Em Kennesaw, uma pequena cidade de 32 mil habitantes no estado da Geórgia, nos Estados Unidos, vigora desde 1982 uma lei de posse de armas que certamente agradaria a muitos brasileiros: ela exige que cada chefe de família mantenha uma arma de fogo em casa.
Criada com o objetivo de reforçar a segurança dos moradores e fixada no Artigo II, Seção 34-21 da legislação local, a lei, segundo autoridades de Kennesaw, também visa desestimular a criminalidade.
Embora nunca tenha sido rigorosamente aplicada — não há registros de prisões ou multas por descumprimento da lei —, ela continua vigente e, de certa forma, ajuda a moldar a identidade da cidade. A legislação não atinge aqueles que possuem algum tipo de deficiência mental ou física, condenações por crimes ou que seguem alguma religião que proíbe tal prática.
“Não vamos bater na porta de ninguém pedindo para ver sua arma”, esclareceu à BBC o prefeito de Kennesaw, Derek Easterling (sem partido). No entanto, ele também destacou: “[Esta] não é uma lei simbólica”.
Lei de posse de armas reflete cultura local de autodefesa
Para muitos moradores, a lei representa mais do que uma simples formalidade: é vista como uma garantia de proteção e um reflexo da cultura local de autodefesa.
Blake Weatherby, morador e funcionário de uma igreja local, afirmou que o que realmente mantém a criminalidade baixa em Kennesaw não é a posse da arma em si, mas a atitude das pessoas em relação à segurança.
“Não importa se é uma arma, um garfo, um punho ou um salto alto. Nós protegemos a nós mesmos e aos nossos vizinhos”, disse ele à BBC.
Os dados corroboram a percepção de segurança. Segundo estatísticas locais, Kennesaw não registrou nenhum homicídio em 2023 e, ao longo dos últimos anos, manteve uma das menores taxas de crimes violentos da região.
Em 2024, os índices de criminalidade em Kennesaw ficaram bem abaixo da média nacional. Enquanto a taxa de crimes violentos na cidade foi de 9,7, a média nos Estados Unidos chegou a 22,7. Da mesma forma, os crimes contra a propriedade apresentaram uma taxa de 25,6 em Kennesaw, comparados a 35,4 no restante do país.
Para os defensores da lei, a medida serve como exemplo de que comunidades armadas podem ser mais seguras. De fato, segundo a CNN, Kennesaw já recebeu ligações de outras cidades — e até de outros países, como a Noruega — interessadas em entender melhor como a legislação funciona na prática.

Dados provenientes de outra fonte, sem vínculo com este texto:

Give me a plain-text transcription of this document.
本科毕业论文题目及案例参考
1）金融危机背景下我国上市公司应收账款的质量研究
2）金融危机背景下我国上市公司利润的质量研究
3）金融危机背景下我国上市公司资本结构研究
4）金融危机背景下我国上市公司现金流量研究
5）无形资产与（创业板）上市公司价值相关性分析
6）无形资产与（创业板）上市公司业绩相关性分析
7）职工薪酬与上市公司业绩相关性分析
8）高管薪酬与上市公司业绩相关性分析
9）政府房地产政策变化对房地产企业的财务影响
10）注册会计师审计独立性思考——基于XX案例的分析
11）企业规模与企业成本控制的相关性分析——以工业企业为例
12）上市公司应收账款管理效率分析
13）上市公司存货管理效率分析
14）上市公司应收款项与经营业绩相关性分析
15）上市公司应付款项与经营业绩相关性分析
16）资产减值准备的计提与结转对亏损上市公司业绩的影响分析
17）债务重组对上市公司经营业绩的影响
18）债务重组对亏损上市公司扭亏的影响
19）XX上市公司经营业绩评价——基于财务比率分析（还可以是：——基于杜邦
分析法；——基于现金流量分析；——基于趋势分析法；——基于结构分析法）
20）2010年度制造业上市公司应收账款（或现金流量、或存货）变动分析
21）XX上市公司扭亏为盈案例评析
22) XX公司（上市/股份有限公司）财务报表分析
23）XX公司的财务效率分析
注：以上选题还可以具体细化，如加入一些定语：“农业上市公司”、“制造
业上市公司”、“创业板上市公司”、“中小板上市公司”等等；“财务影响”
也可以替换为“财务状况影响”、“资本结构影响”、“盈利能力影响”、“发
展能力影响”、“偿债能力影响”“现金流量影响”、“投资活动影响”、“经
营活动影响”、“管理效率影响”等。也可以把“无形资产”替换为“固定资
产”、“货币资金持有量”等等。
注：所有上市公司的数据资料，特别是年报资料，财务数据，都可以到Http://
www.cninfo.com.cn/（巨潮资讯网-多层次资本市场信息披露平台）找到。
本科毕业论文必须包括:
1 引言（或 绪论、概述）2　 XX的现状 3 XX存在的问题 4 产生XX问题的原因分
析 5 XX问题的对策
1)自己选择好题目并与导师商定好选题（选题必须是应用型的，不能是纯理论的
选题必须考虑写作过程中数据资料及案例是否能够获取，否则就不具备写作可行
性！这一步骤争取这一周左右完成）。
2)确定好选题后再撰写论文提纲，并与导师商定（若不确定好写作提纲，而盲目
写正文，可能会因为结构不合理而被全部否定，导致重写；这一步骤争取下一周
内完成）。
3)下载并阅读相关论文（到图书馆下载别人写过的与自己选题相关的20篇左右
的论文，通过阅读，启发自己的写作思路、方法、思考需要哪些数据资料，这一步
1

"Se você vai cometer um crime em Kennesaw e é o criminoso – vai arriscar que aquele morador seja um cidadão que segue a lei?" perguntou o prefeito Easterling à CNN em 2018.
Kennesaw não está sozinha nessa peculiar abordagem. Outras cidades americanas, como Nelson, na própria Geórgia, e Virgin, em Utah, aprovaram leis semelhantes, embora, assim como em Kennesaw, elas não sejam rigidamente aplicadas.
Cultura armamentista impulsiona negócios locais
Além de garantir a segurança, a cultura armamentista em Kennesaw também impulsiona os negócios locais. Um exemplo é a loja Deercreek Gun Shop, administrada por três gerações da família Rabun. O estabelecimento vende desde armas modernas até raridades históricas, como rifles Winchester do século 19.
“O legal das armas”, comentou à BBC James Rabun, atual gerente da loja, “é que as pessoas as compram para defesa pessoal, mas muitas também as veem como peças de arte ou investimentos”.